初版発行日 1982年5月10日
発行出版社 講談社
スタイル 長編
私の評価
【POINT】
犯人を追う十津川警部の前に、時間の壁が立ちふさがる!トラベル・ミステリー会心作!
犯人を追う十津川警部の前に、時間の壁が立ちふさがる!トラベル・ミステリー会心作!
あらすじ
東京と、長崎とをつなぐ寝台特急「さくら」。その列車に博多から乗った警視庁の日下(くさか)刑事は、深夜の洗面所で倒れている女性を発見した直後、何者かに頭を殴られた。そして、意識が戻ってみると、女性の“死体”は列車から消えていた。いったいどんなトリックが……?
小説の目次
- 消える
- 女の周辺
- 女弁護士
- 謎が増えた
- 誘拐
- 第二の犠牲者
- 過去の秘密
- セノハチ越え
- 最後の壁
- 終局へ
冒頭の文
ちょっとうとうとして、眼をさますと、日下の乗った「上りさくら」は、どこかの駅に停まっていた。
小説に登場した舞台
- 特急「さくら」
- 糸崎駅(広島県三原市)
- 岡山駅(岡山県岡山市北区)
- 大阪駅(大阪府大阪市北区)
- 東京駅(東京都千代田区)
- 福岡空港(福岡県福岡市博多区)
- 特急「みどり9号」
- 佐世保駅(長崎県佐世保市)
- 門司駅(福岡県北九州市門司区)
- 下関駅(山口県下関市)
- 特急「踊り子5号」
- 熱海駅(静岡県熱海市)
- 修善寺駅(静岡県伊豆市)
- 三島駅(静岡県三島市)
- 浜松駅(静岡県浜松市中区)
- 広島駅(広島県広島市南区)
- 瀬野駅(広島県広島市安芸区)
- 八本松駅(広島県東広島市)
登場人物
警視庁捜査一課
- 十津川省三:
警視庁捜査一課の警部。主人公。 - 亀井定雄:
警視庁捜査一課の刑事。十津川警部の相棒。 - 西本明:
警視庁捜査一課の刑事。十津川警部の部下。 - 日下淳一:
警視庁捜査一課の刑事。

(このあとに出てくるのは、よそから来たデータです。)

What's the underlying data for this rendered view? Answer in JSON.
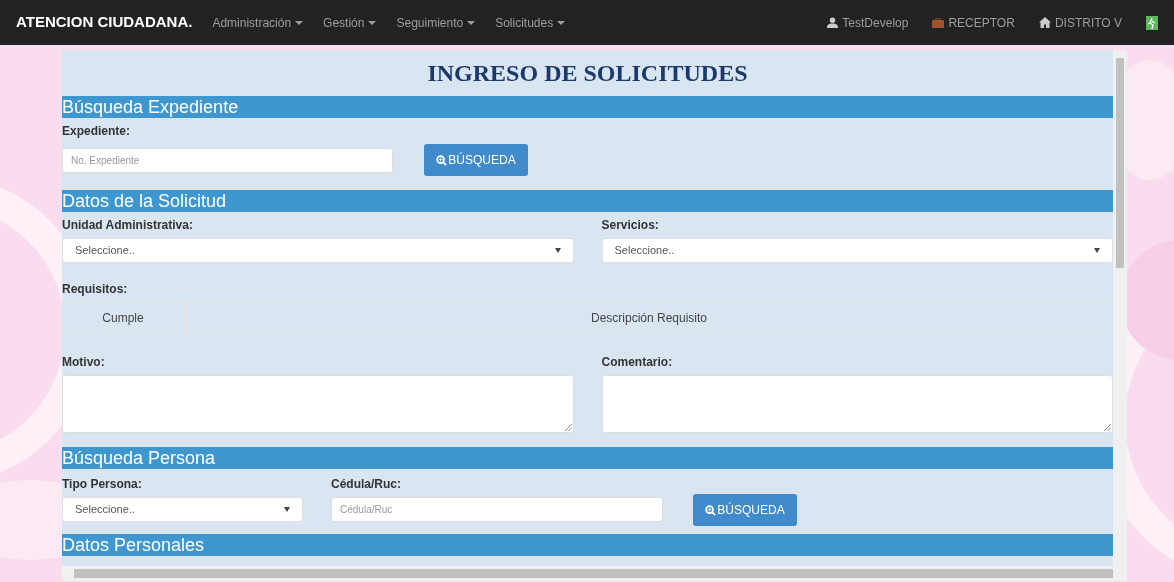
{
  "navbar": {
    "brand": "ATENCION CIUDADANA.",
    "menus": [
      {
        "label": "Administración"
      },
      {
        "label": "Gestión"
      },
      {
        "label": "Seguimiento"
      },
      {
        "label": "Solicitudes"
      }
    ],
    "user_links": [
      {
        "kind": "user",
        "label": "TestDevelop"
      },
      {
        "kind": "role",
        "label": "RECEPTOR"
      },
      {
        "kind": "home",
        "label": "DISTRITO V"
      }
    ]
  },
  "page_title": "INGRESO DE SOLICITUDES",
  "busqueda_expediente": {
    "header": "Búsqueda Expediente",
    "label": "Expediente:",
    "placeholder": "No. Expediente",
    "button": "BÚSQUEDA"
  },
  "datos_solicitud": {
    "header": "Datos de la Solicitud",
    "unidad_label": "Unidad Administrativa:",
    "unidad_value": "Seleccione..",
    "servicios_label": "Servicios:",
    "servicios_value": "Seleccione..",
    "requisitos_label": "Requisitos:",
    "requisitos_columns": [
      "Cumple",
      "Descripción Requisito"
    ],
    "motivo_label": "Motivo:",
    "comentario_label": "Comentario:"
  },
  "busqueda_persona": {
    "header": "Búsqueda Persona",
    "tipo_label": "Tipo Persona:",
    "tipo_value": "Seleccione..",
    "cedula_label": "Cédula/Ruc:",
    "cedula_placeholder": "Cédula/Ruc",
    "button": "BÚSQUEDA"
  },
  "datos_personales": {
    "header": "Datos Personales"
  }
}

十津川警部の部下。 - 本多時孝:
警視庁捜査一課長。十津川警部の上司。
事件関係者
- 日下正幸:
日下刑事の兄。博多新報の社長。自殺した。 - 日下直子:
日下正幸の妻。日下刑事の義姉。 - 佐々木由紀:
新人タレント。サンプロダクション所属。新宿西口のマンションに在住。熊本出身。転落死体となって発見された。 - 西尾伸一郎:
保守党の代議士。運輸政務次官。佐々木由紀のパトロン。博多の生まれ。 - 君島:
西尾伸一郎の秘書。 - 結城多加子:
四谷に事務所をかまえる弁護士。 - 青柳源一郎:
西尾伸一郎がオーナーである「中央ローン」の副社長。博多の生まれ。何者かに誘拐された後、京王多摩川にある建売住宅の中で死体となって発見された。 - 青柳静子:
青柳源一郎の妻。 - 島崎文代:
22年前、滝口フミ殺害事件の発見者。 - 小高哲夫:
30歳。元国鉄職員。 - 寺田徹:
25歳。元国鉄職員。 - 若月伍郎:
27歳。演歌歌手。 - 木見潤:
サンプロダクションのマネージャー。 - 菊池:
サンプロダクションの社長。 - 東田ゆり:
歌手。秋田出身。 - 林卓郎:
日本食堂の社員。 - 加藤:
瀬野駅の駅長。 - 前田:
静岡県警の警部。
感想
本作は、壮大な列車トリックだったと思う。
十津川警部シリーズといえば、列車トリックであり、手を変え品を変え、いろいろなトリックが使われていた。しかし、本作ほど、壮大で、かつ綿密に列車トリックの検証とアリバイ崩しが行われた作品は多くはない。
また、犯人像や容疑者も二転三転する展開で、最後まで、どうなるかわからない、ハラハラ・ドキドキする展開が続いた。
本格的な列車トリックを味わいたい方におすすめの作品である。